I did a backup, and restored it to the new server. Worked well, or so I thought. Then I got the phone call “Hi, Mike! where did all those questions marks come from in my product descriptions?” I was a little miffed, took a peek at the clients site, and sure enough random ??’s we inserted in some odd places in the descriptions. How odd
So I spent a little time trying to figure it out. One of my cohorts mentioned an encoding issue. Suggested using the command line to copy the files from box to box. Ok sounds reasonable.
Nothing I found is quite crystal clear on how to move a small database(<10M) from one mysql server to another from the command line.Sure there is a ton of advice on how to export/import using phpmyadmin. Even a few on how to dump/import via SSH. Yet I wanted to learn to do this the quick way, mysql to mysql, no middle man, no SCP or WGET. NO phpmyadmin.
First I should point out that it goes without saying that you will need shell access on at least one of the machines. I have SSH and root access on both machines. should be easy right? It is, if you are using straight out of the box *nix servers without anything like Cpanel or Plesk.
I present to my geeky netizens a quick, easy way to copy mySQL data from server to server.
From the source machine execute this as root.
mysqldump –add-drop-table –extended-insert –force –log-error=error.log -uUSER -pPASS OLD_DB_NAME | ssh -C user@newhost “mysql -uUSER -pPASS NEW_DB_NAME”
Fairly straight forward, and very quick indeed.
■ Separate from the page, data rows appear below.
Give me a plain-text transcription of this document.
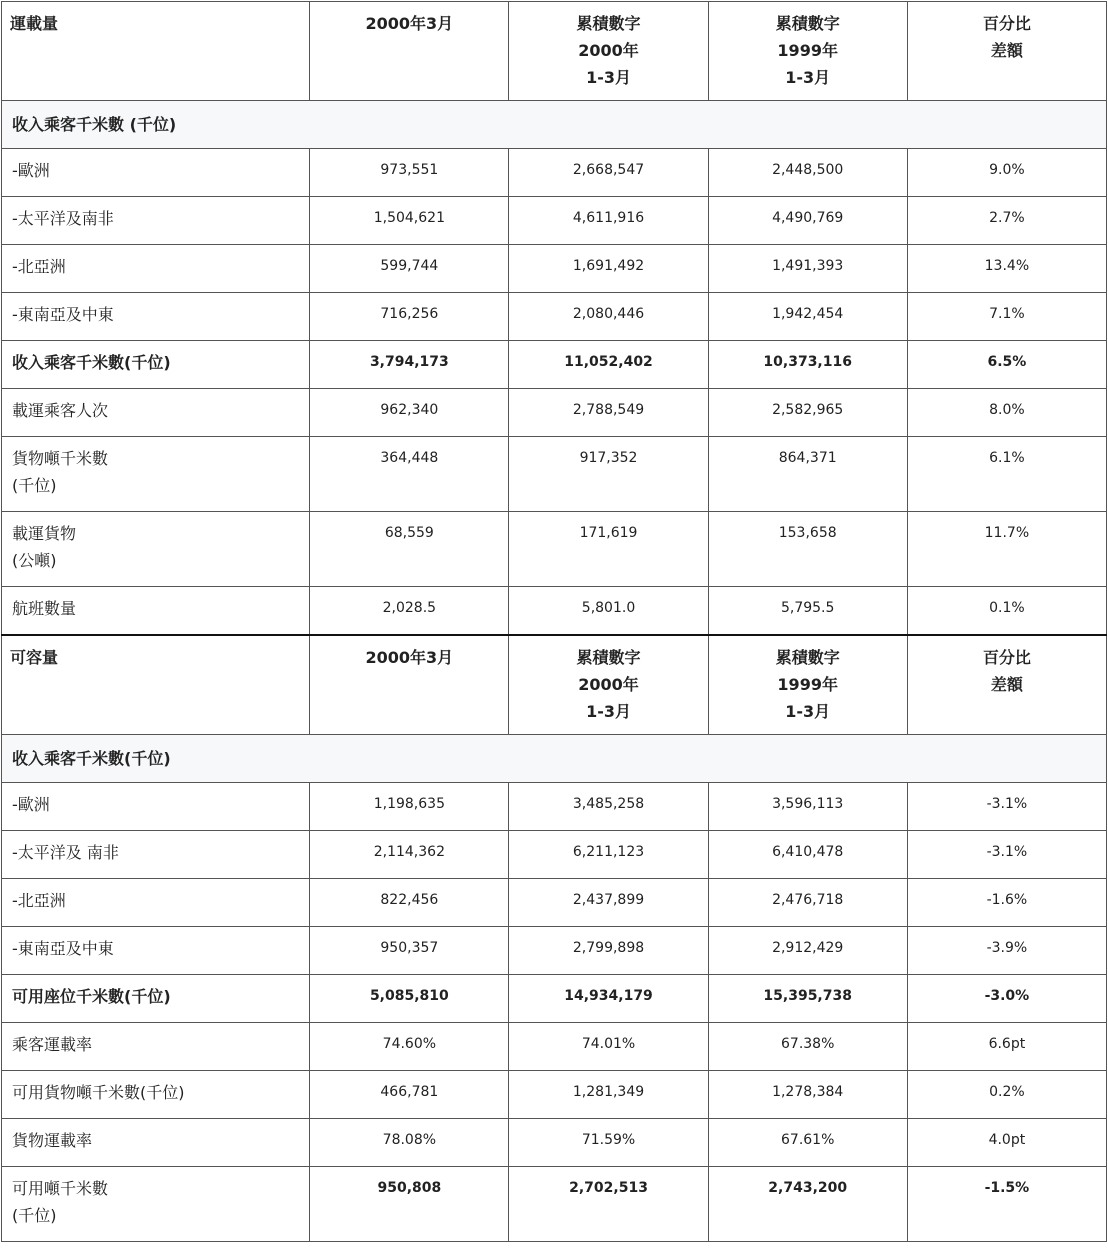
運載量	2000年3月	累積數字
2000年
1-3月	累積數字
1999年
1-3月	百分比
差額

收入乘客千米數 (千位)				

-歐洲	973,551	2,668,547	2,448,500	9.0%

-太平洋及南非	1,504,621	4,611,916	4,490,769	2.7%

-北亞洲	599,744	1,691,492	1,491,393	13.4%

-東南亞及中東	716,256	2,080,446	1,942,454	7.1%

收入乘客千米數(千位)	3,794,173	11,052,402	10,373,116	6.5%

載運乘客人次	962,340	2,788,549	2,582,965	8.0%

貨物噸千米數
(千位)	364,448	917,352	864,371	6.1%

載運貨物
(公噸)	68,559	171,619	153,658	11.7%

航班數量	2,028.5	5,801.0	5,795.5	0.1%
可容量	2000年3月	累積數字
2000年
1-3月	累積數字
1999年
1-3月	百分比
差額

收入乘客千米數(千位)				

-歐洲	1,198,635	3,485,258	3,596,113	-3.1%

-太平洋及 南非	2,114,362	6,211,123	6,410,478	-3.1%

-北亞洲	822,456	2,437,899	2,476,718	-1.6%

-東南亞及中東	950,357	2,799,898	2,912,429	-3.9%

可用座位千米數(千位)	5,085,810	14,934,179	15,395,738	-3.0%

乘客運載率	74.60%	74.01%	67.38%	6.6pt

可用貨物噸千米數(千位)	466,781	1,281,349	1,278,384	0.2%

貨物運載率	78.08%	71.59%	67.61%	4.0pt

可用噸千米數
(千位)	950,808	2,702,513	2,743,200	-1.5%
Obviously you would need change the values of USER, PASS XXX_DB_NAME to match your environment. Hopefully this works for you.
You might get all the way to a password prompt, only to be told ‘permission denied, try again later’ What????? Not so fast Tonto.
If you are using Plesk domain/server management utility, things get way more complicated when trying to do things via the cmd line. In fact too complicated to be easy. That simple command line statement above, It just plain will not work on Plesk managed systems. If that is the case, stick with phpMyadmin web based export/import. You’ll save yourself a lot of headaches. I will cover copying a database from server to server via phpmyadmin, in another blog post.
For example, everyone knows you can create a new database via SSH and the command line, However Plesk is completely ignorant to that fact. if you do not create that database within Plesk, fuhgedaboutit. You’ll never see it in Plesk, your domains files will not have the correct permissions to access it.
Same thing with Plesk permission’s and groups. I like a utility to make management of domains, and email easy. I don’t care for the SSH and file permission issues you are constantly addressing in the trade off.
Maybe its me, maybe Linux/Plesk is every sysadmin’s nightmare. What do you say.